In a dawn raid on two villages, soldiers of 2/1 Battalion NZ Infantry Regiment and United Nations police officers arrested eight alleged racketeers.
Among them was former militia leader Domingos Pereira who, with other militiamen and local hoodlums, allegedly extracted what by East Timorese standards was a small fortune from villagers whose lives had already been ravaged by last year's pro-Indonesian killing and destruction.
Action is now planned against at least one other organised gang operating in the southwest of East Timor in what is intended as a crackdown on crime and a sharp warning to others to stay clear of the region.
Military and UN officials are concerned at the growth of crime and violence in the East Timorese capital of Dili and want to prevent this in the south.
There is no evidence of links between protection rackets in the southwest and Dili gangs, but there is concern that networks could develop, possibly through former militia members who have returned from West Timor.
The New Zealand battalion commander, Lieutenant-Colonel Martin Dransfield, said Army intelligence units had reported the appearance of former militiamen in East Timor's growing underworld, with patrols confirming the emergence of an extortion racket centred on the villages of Sibuni and Holmeser, northeast of Suai.
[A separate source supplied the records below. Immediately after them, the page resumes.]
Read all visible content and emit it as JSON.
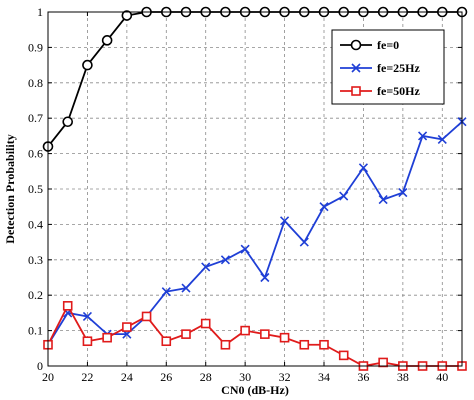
{
  "chart_data": {
    "type": "line",
    "xlabel": "CN0 (dB-Hz)",
    "ylabel": "Detection Probability",
    "xlim": [
      20,
      41
    ],
    "ylim": [
      0,
      1
    ],
    "x_ticks": [
      20,
      22,
      24,
      26,
      28,
      30,
      32,
      34,
      36,
      38,
      40
    ],
    "y_ticks": [
      0,
      0.1,
      0.2,
      0.3,
      0.4,
      0.5,
      0.6,
      0.7,
      0.8,
      0.9,
      1
    ],
    "grid": true,
    "legend_position": "top-right",
    "x": [
      20,
      21,
      22,
      23,
      24,
      25,
      26,
      27,
      28,
      29,
      30,
      31,
      32,
      33,
      34,
      35,
      36,
      37,
      38,
      39,
      40,
      41
    ],
    "series": [
      {
        "name": "fe=0",
        "color": "#000000",
        "marker": "circle",
        "values": [
          0.62,
          0.69,
          0.85,
          0.92,
          0.99,
          1,
          1,
          1,
          1,
          1,
          1,
          1,
          1,
          1,
          1,
          1,
          1,
          1,
          1,
          1,
          1,
          1
        ]
      },
      {
        "name": "fe=25Hz",
        "color": "#1f3fd6",
        "marker": "x",
        "values": [
          0.06,
          0.15,
          0.14,
          0.09,
          0.09,
          0.14,
          0.21,
          0.22,
          0.28,
          0.3,
          0.33,
          0.25,
          0.41,
          0.35,
          0.45,
          0.48,
          0.56,
          0.47,
          0.49,
          0.65,
          0.64,
          0.69
        ]
      },
      {
        "name": "fe=50Hz",
        "color": "#e01b1b",
        "marker": "square",
        "values": [
          0.06,
          0.17,
          0.07,
          0.08,
          0.11,
          0.14,
          0.07,
          0.09,
          0.12,
          0.06,
          0.1,
          0.09,
          0.08,
          0.06,
          0.06,
          0.03,
          0,
          0.01,
          0,
          0,
          0,
          0
        ]
      }
    ]
  }
}
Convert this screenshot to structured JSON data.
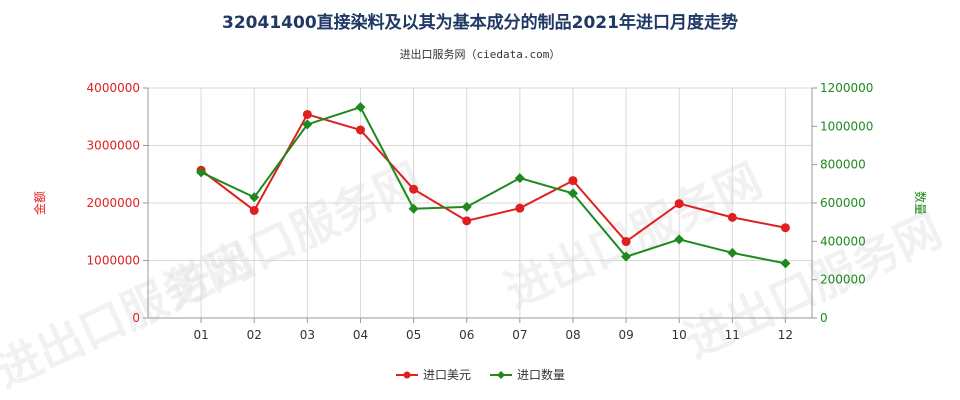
{
  "chart_data": {
    "type": "line",
    "title": "32041400直接染料及以其为基本成分的制品2021年进口月度走势",
    "subtitle": "进出口服务网（ciedata.com）",
    "watermark": "进出口服务网",
    "categories": [
      "01",
      "02",
      "03",
      "04",
      "05",
      "06",
      "07",
      "08",
      "09",
      "10",
      "11",
      "12"
    ],
    "y_left": {
      "label": "金额",
      "range": [
        0,
        4000000
      ],
      "ticks": [
        0,
        1000000,
        2000000,
        3000000,
        4000000
      ],
      "tick_labels": [
        "0",
        "1000000",
        "2000000",
        "3000000",
        "4000000"
      ],
      "color": "#e02020"
    },
    "y_right": {
      "label": "数量",
      "range": [
        0,
        1200000
      ],
      "ticks": [
        0,
        200000,
        400000,
        600000,
        800000,
        1000000,
        1200000
      ],
      "tick_labels": [
        "0",
        "200000",
        "400000",
        "600000",
        "800000",
        "1000000",
        "1200000"
      ],
      "color": "#1e8a1e"
    },
    "series": [
      {
        "name": "进口美元",
        "axis": "left",
        "color": "#e02020",
        "values": [
          2570000,
          1870000,
          3540000,
          3270000,
          2240000,
          1690000,
          1910000,
          2390000,
          1330000,
          1990000,
          1750000,
          1570000
        ]
      },
      {
        "name": "进口数量",
        "axis": "right",
        "color": "#1e8a1e",
        "values": [
          760000,
          630000,
          1010000,
          1100000,
          570000,
          580000,
          730000,
          650000,
          320000,
          410000,
          340000,
          285000
        ]
      }
    ],
    "grid": true,
    "legend": "bottom-center"
  }
}
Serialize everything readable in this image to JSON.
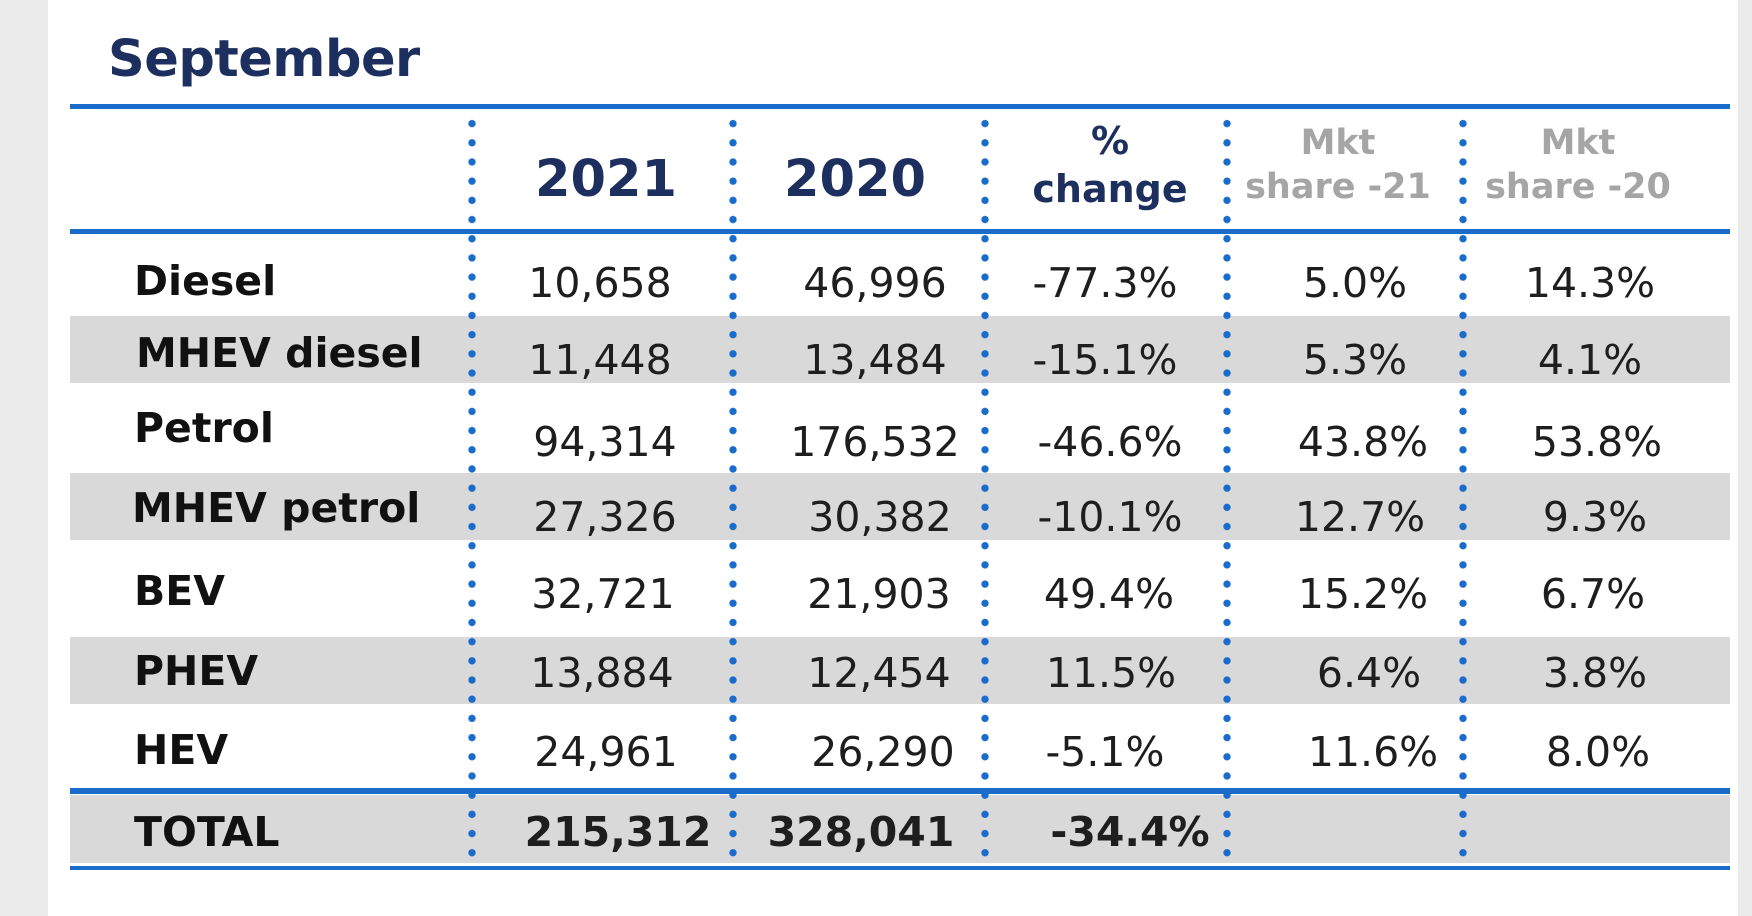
{
  "title": "September",
  "columns": {
    "y2021": "2021",
    "y2020": "2020",
    "pct_change": [
      "%",
      "change"
    ],
    "mkt_share_21": [
      "Mkt",
      "share -21"
    ],
    "mkt_share_20": [
      "Mkt",
      "share -20"
    ]
  },
  "chart_data": {
    "type": "table",
    "title": "September",
    "columns": [
      "",
      "2021",
      "2020",
      "% change",
      "Mkt share -21",
      "Mkt share -20"
    ],
    "rows": [
      {
        "label": "Diesel",
        "y2021": "10,658",
        "y2020": "46,996",
        "pct": "-77.3%",
        "mkt21": "5.0%",
        "mkt20": "14.3%"
      },
      {
        "label": "MHEV diesel",
        "y2021": "11,448",
        "y2020": "13,484",
        "pct": "-15.1%",
        "mkt21": "5.3%",
        "mkt20": "4.1%"
      },
      {
        "label": "Petrol",
        "y2021": "94,314",
        "y2020": "176,532",
        "pct": "-46.6%",
        "mkt21": "43.8%",
        "mkt20": "53.8%"
      },
      {
        "label": "MHEV petrol",
        "y2021": "27,326",
        "y2020": "30,382",
        "pct": "-10.1%",
        "mkt21": "12.7%",
        "mkt20": "9.3%"
      },
      {
        "label": "BEV",
        "y2021": "32,721",
        "y2020": "21,903",
        "pct": "49.4%",
        "mkt21": "15.2%",
        "mkt20": "6.7%"
      },
      {
        "label": "PHEV",
        "y2021": "13,884",
        "y2020": "12,454",
        "pct": "11.5%",
        "mkt21": "6.4%",
        "mkt20": "3.8%"
      },
      {
        "label": "HEV",
        "y2021": "24,961",
        "y2020": "26,290",
        "pct": "-5.1%",
        "mkt21": "11.6%",
        "mkt20": "8.0%"
      }
    ],
    "total": {
      "label": "TOTAL",
      "y2021": "215,312",
      "y2020": "328,041",
      "pct": "-34.4%",
      "mkt21": "",
      "mkt20": ""
    }
  }
}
In a classic technique, former militiamen joined by local thugs were using threats of violence to demand protection money from terrified villagers, who had alerted special military liaison officers working to instil confidence and gather intelligence.
Villagers also reported that the gang had stockpiled weapons and ammunition, including grenades.
Army units swooped on the two villages before first light on Tuesday, initially arresting five of 10 wanted men in a house-to-house search. There was no resistance and by late afternoon three more had been arrested.
Soldiers and police also seized several million rupiah - a huge amount of money in impoverished East Timor - radio equipment and outlawed arrows and air rifles.
Colonel Dransfield said the operation, called Katana, was part of a strategy to attack crime before it took hold, with soldiers cooperating with UN civilian police in an action that would now move against other crime groups.
Organised crime in the southwest did not appear to be linked to wider networks, but instead took advantage of areas left in relative isolation.
"As a consequence ... criminal elements have been attracted to them and have been able to establish a presence.
"Also, as the militia return home from the west [under reconciliation programmes], by their very nature there is the possibility that some will cause trouble here.
"My intent is to track them, to know when they come back, know where they have gone, and know if they are integrating back as positive elements of their communities or if they are coming back and causing problems," Colonel Dransfield said.
"I intend taking the initiative against crime, rather than sitting around and waiting."